Police records giving details of hundreds of Jewish immigrants entering the UK, including Holocaust survivors, are being barred from public access until "sensitive information" has been removed.
Historic "alien files" from West Yorkshire Police's immigration records show officers describing one incomer as a "self- opinionated Jew' and a "dim-witted peasant." They also record 17-year- old Barnet Jacobson, from Romania, being barred from the UK in 1908 because he was "illiterate", while Rifka Yafe, a Turkish immigrant who came in 1936, was only granted citizenship in 1967, some 30 years later.
The police are refusing to allow the West Yorkshire Archive Service to release nearly 3,000 records they have been cataloguing, dating from the 19th century until as recently as the 1960s.
Despite some politically incorrect content, archivists see the files as a rare chronicle of Jews fleeing persecution in Russia in the late 19th century. They also provide some of the richest ancestry records of the Leeds Jewish community.
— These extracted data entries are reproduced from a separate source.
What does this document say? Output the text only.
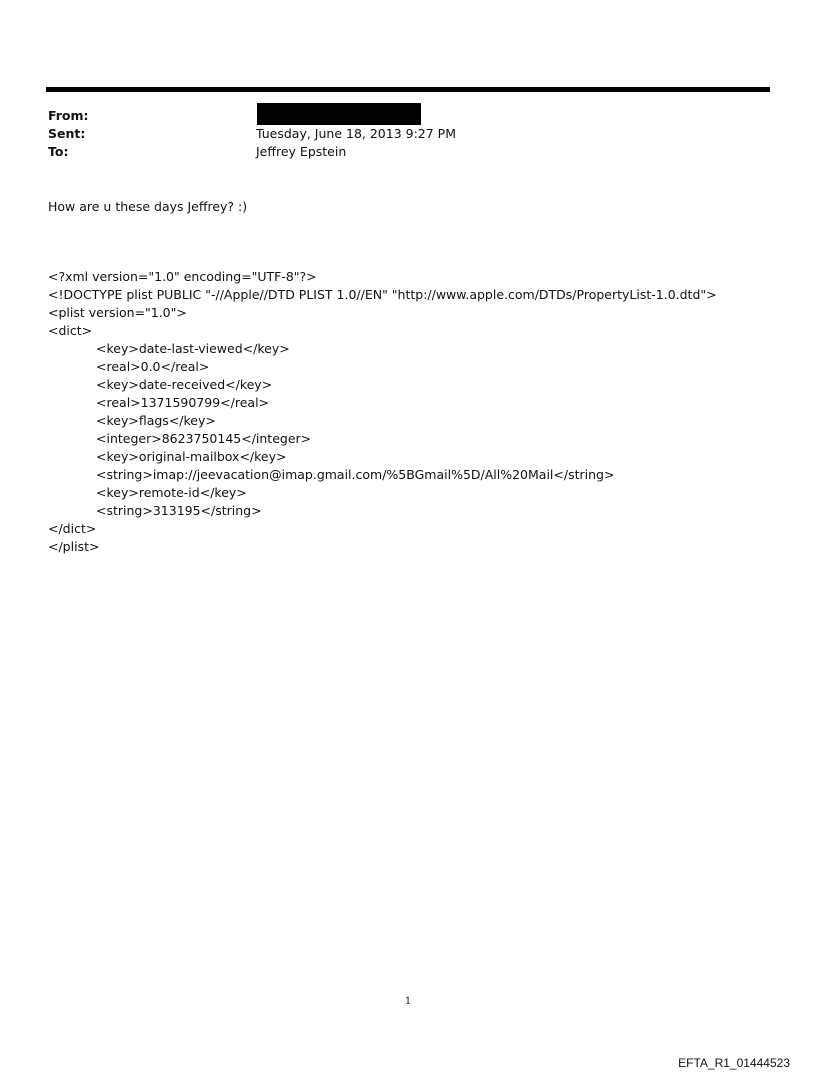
From:
Sent:	Tuesday, June 18, 2013 9:27 PM
To:	Jeffrey Epstein
How are u these days Jeffrey? :)
<?xml version="1.0" encoding="UTF-8"?>
<!DOCTYPE plist PUBLIC "-//Apple//DTD PLIST 1.0//EN" "http://www.apple.com/DTDs/PropertyList-1.0.dtd">
<plist version="1.0">
<dict>
<key>date-last-viewed</key>
<real>0.0</real>
<key>date-received</key>
<real>1371590799</real>
<key>flags</key>
<integer>8623750145</integer>
<key>original-mailbox</key>
<string>imap://jeevacation@imap.gmail.com/%5BGmail%5D/All%20Mail</string>
<key>remote-id</key>
<string>313195</string>
</dict>
</plist>
1
EFTA_R1_01444523
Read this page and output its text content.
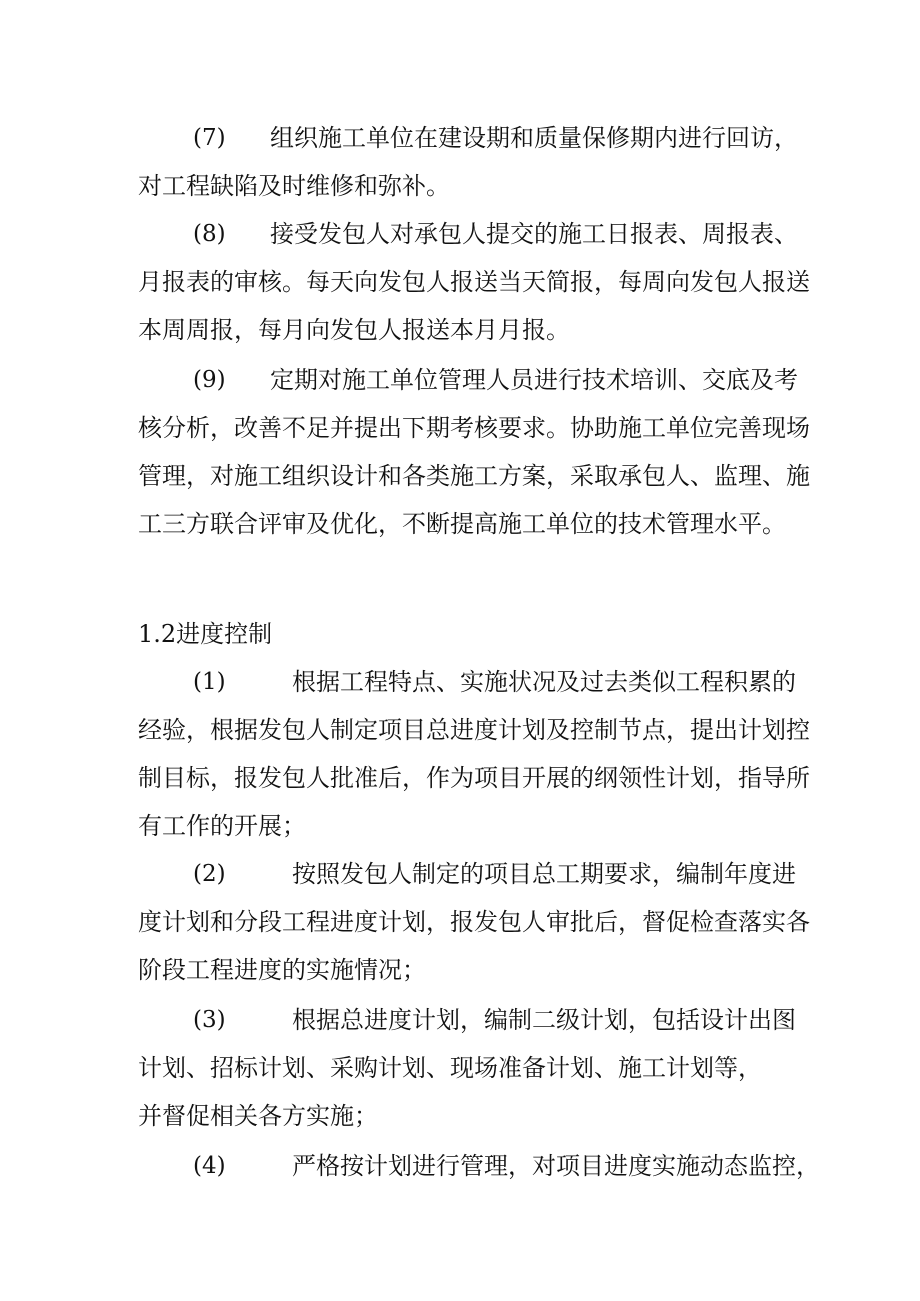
(7) 组织施工单位在建设期和质量保修期内进行回访，
对工程缺陷及时维修和弥补。
(8) 接受发包人对承包人提交的施工日报表、周报表、
月报表的审核。每天向发包人报送当天简报，每周向发包人报送
本周周报，每月向发包人报送本月月报。
(9) 定期对施工单位管理人员进行技术培训、交底及考
核分析，改善不足并提出下期考核要求。协助施工单位完善现场
管理，对施工组织设计和各类施工方案，采取承包人、监理、施
工三方联合评审及优化，不断提高施工单位的技术管理水平。
1.2进度控制
(1)	根据工程特点、实施状况及过去类似工程积累的
经验，根据发包人制定项目总进度计划及控制节点，提出计划控
制目标，报发包人批准后，作为项目开展的纲领性计划，指导所
有工作的开展；
(2)	按照发包人制定的项目总工期要求，编制年度进
度计划和分段工程进度计划，报发包人审批后，督促检查落实各
阶段工程进度的实施情况；
(3)	根据总进度计划，编制二级计划，包括设计出图
计划、招标计划、采购计划、现场准备计划、施工计划等，
并督促相关各方实施；
(4)	严格按计划进行管理，对项目进度实施动态监控，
Large numbers of Holocaust survivors are also shown to have been given refuge, such as Herman Anspacher from Achim in Germany, making a lonely entry into the UK without his wife Frederika and 16-year-old daughter, Rosa Maria, who were murdered by the Nazis in Minsk in 1942.
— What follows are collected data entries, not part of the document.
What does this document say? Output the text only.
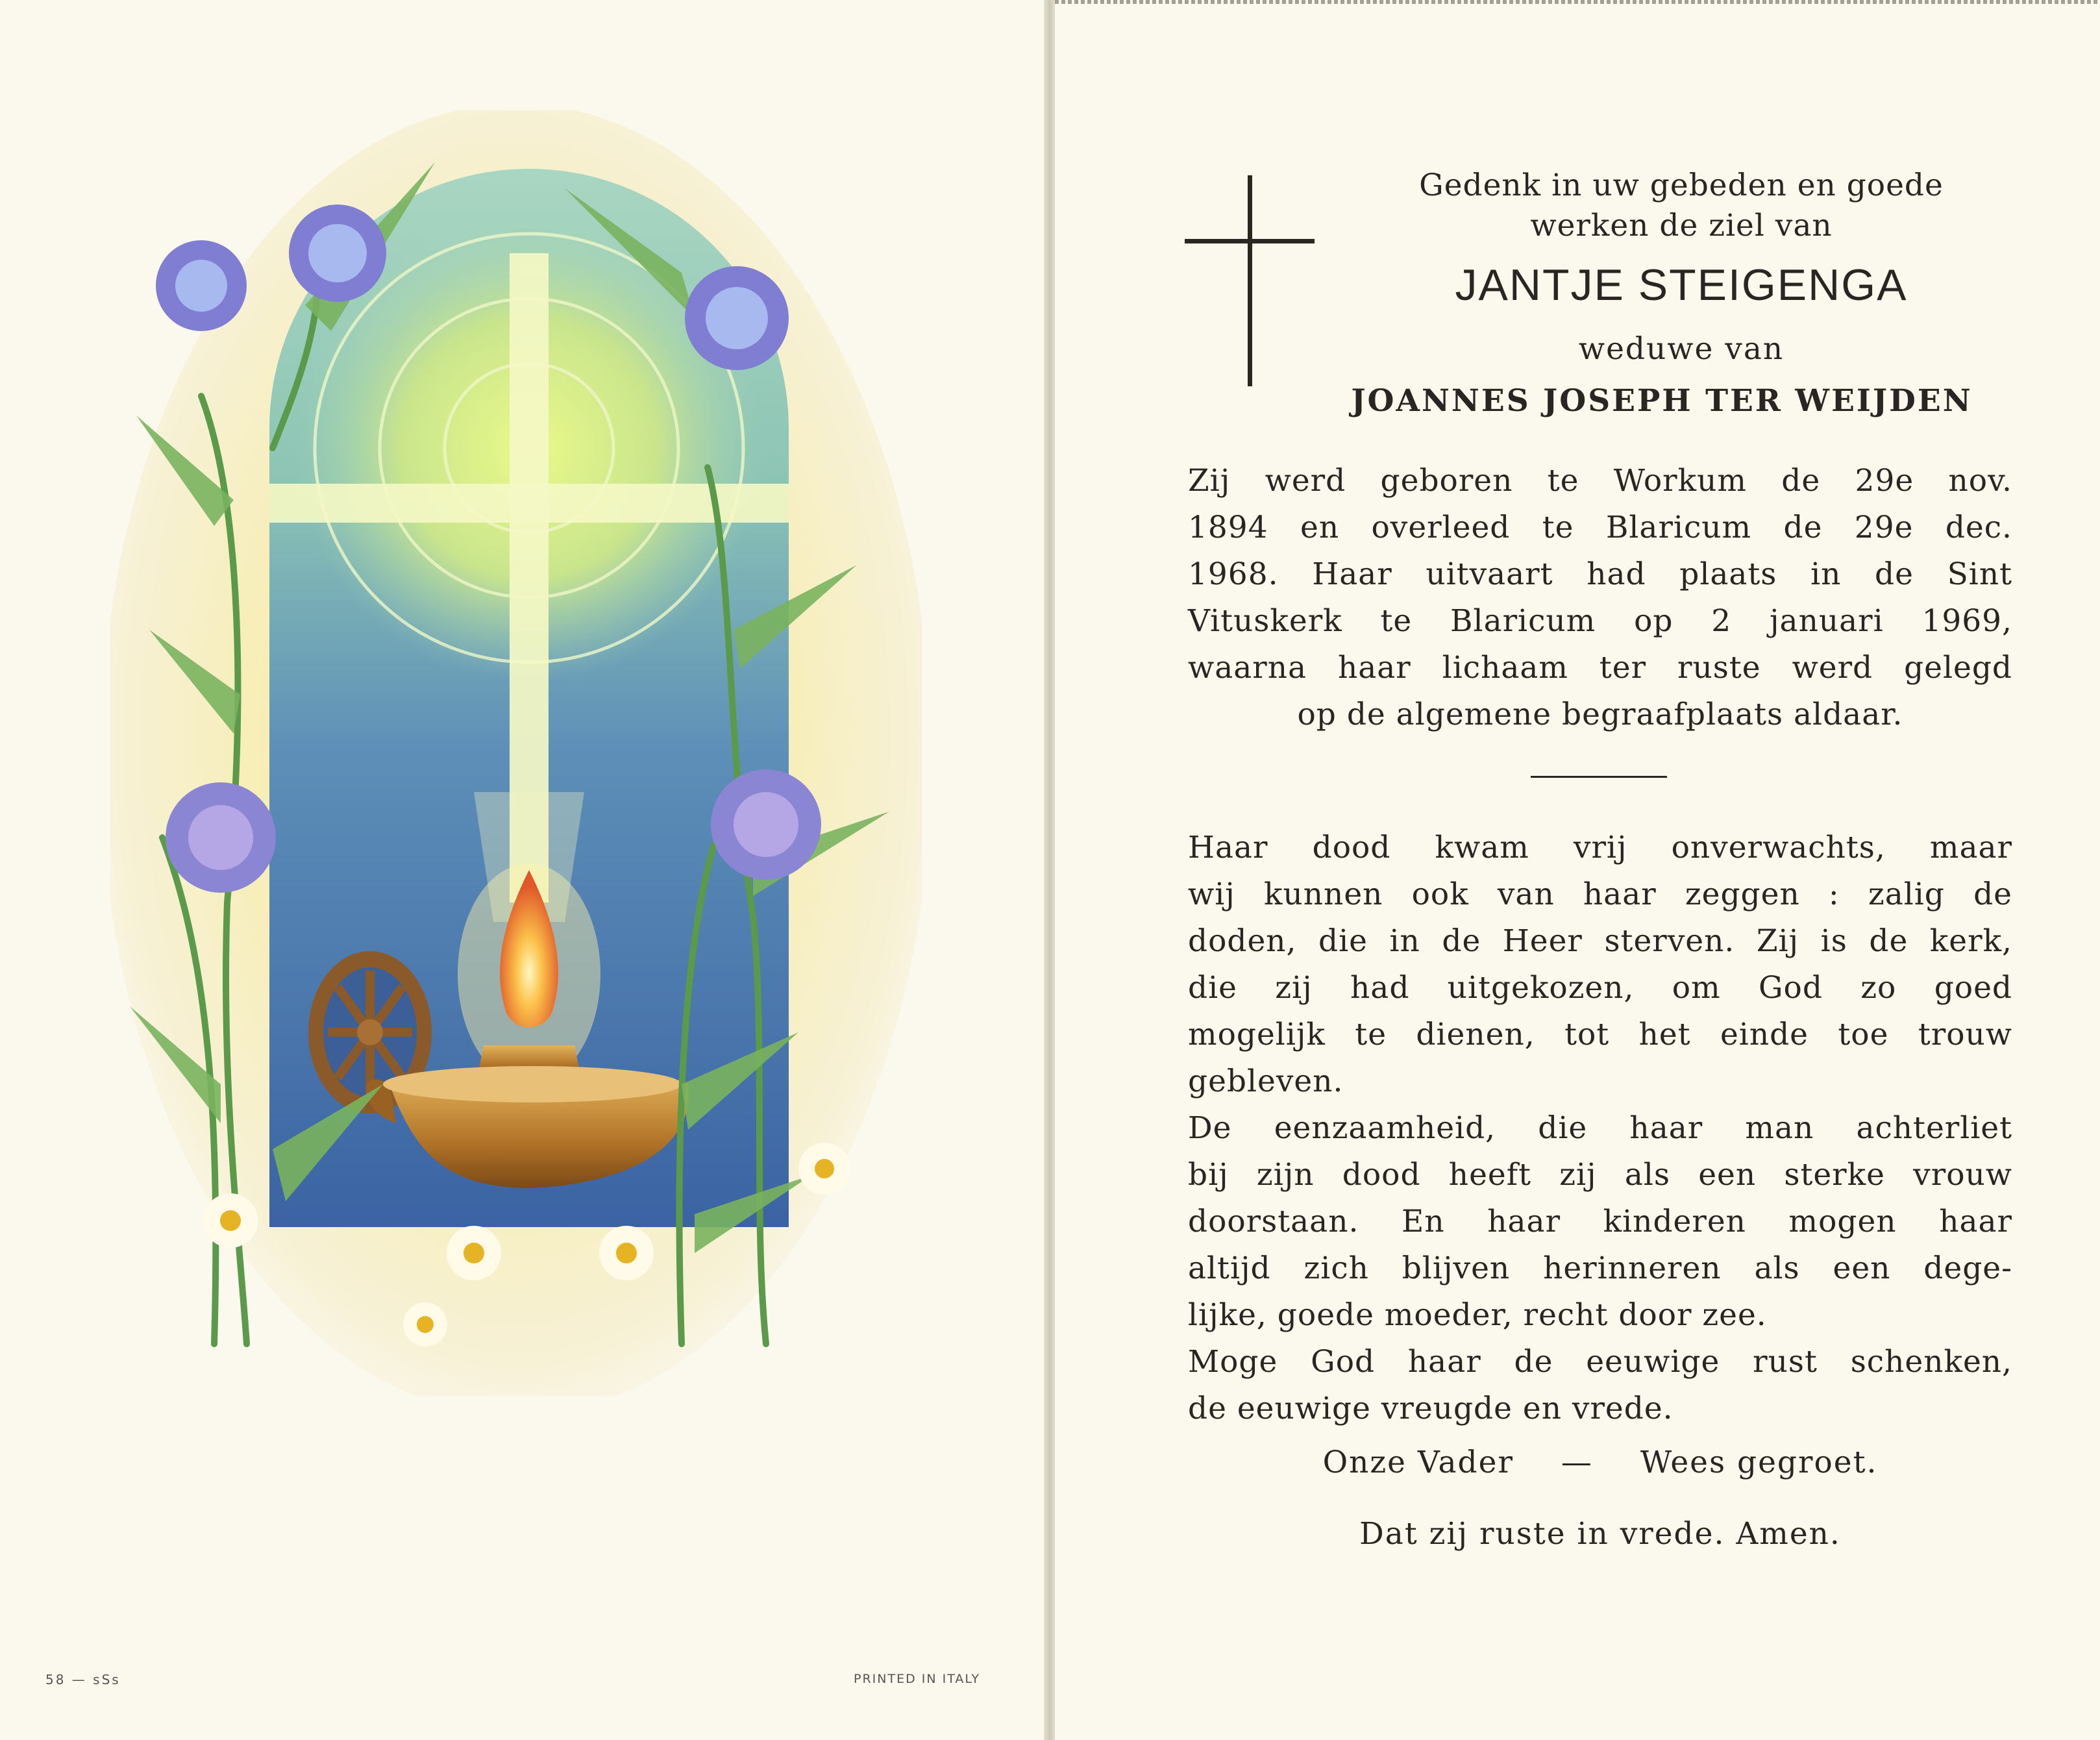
58 — sSs	PRINTED IN ITALY
Gedenk in uw gebeden en goede
werken de ziel van
JANTJE STEIGENGA
weduwe van
JOANNES JOSEPH TER WEIJDEN
Zij werd geboren te Workum de 29e nov.
1894 en overleed te Blaricum de 29e dec.
1968. Haar uitvaart had plaats in de Sint
Vituskerk te Blaricum op 2 januari 1969,
waarna haar lichaam ter ruste werd gelegd
op de algemene begraafplaats aldaar.
Haar dood kwam vrij onverwachts, maar
wij kunnen ook van haar zeggen : zalig de
doden, die in de Heer sterven. Zij is de kerk,
die zij had uitgekozen, om God zo goed
mogelijk te dienen, tot het einde toe trouw
gebleven.
De eenzaamheid, die haar man achterliet
bij zijn dood heeft zij als een sterke vrouw
doorstaan. En haar kinderen mogen haar
altijd zich blijven herinneren als een dege-
lijke, goede moeder, recht door zee.
Moge God haar de eeuwige rust schenken,
de eeuwige vreugde en vrede.
Onze Vader — Wees gegroet.
Dat zij ruste in vrede. Amen.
John Scothern, principal data management officer for West Yorkshire Police, defended the decision to withhold the records..
"We really can understand why so many people will be interested in this archive. Just seeing the ledger that shows 2,700 records of where people came from is fascinating.
"The problem is that we have not scoped out any sensitive information or any harm that could be done by releasing these records. They are relatively old, but many entries are from WWII. Memories of this time are quite recent and tender," he added.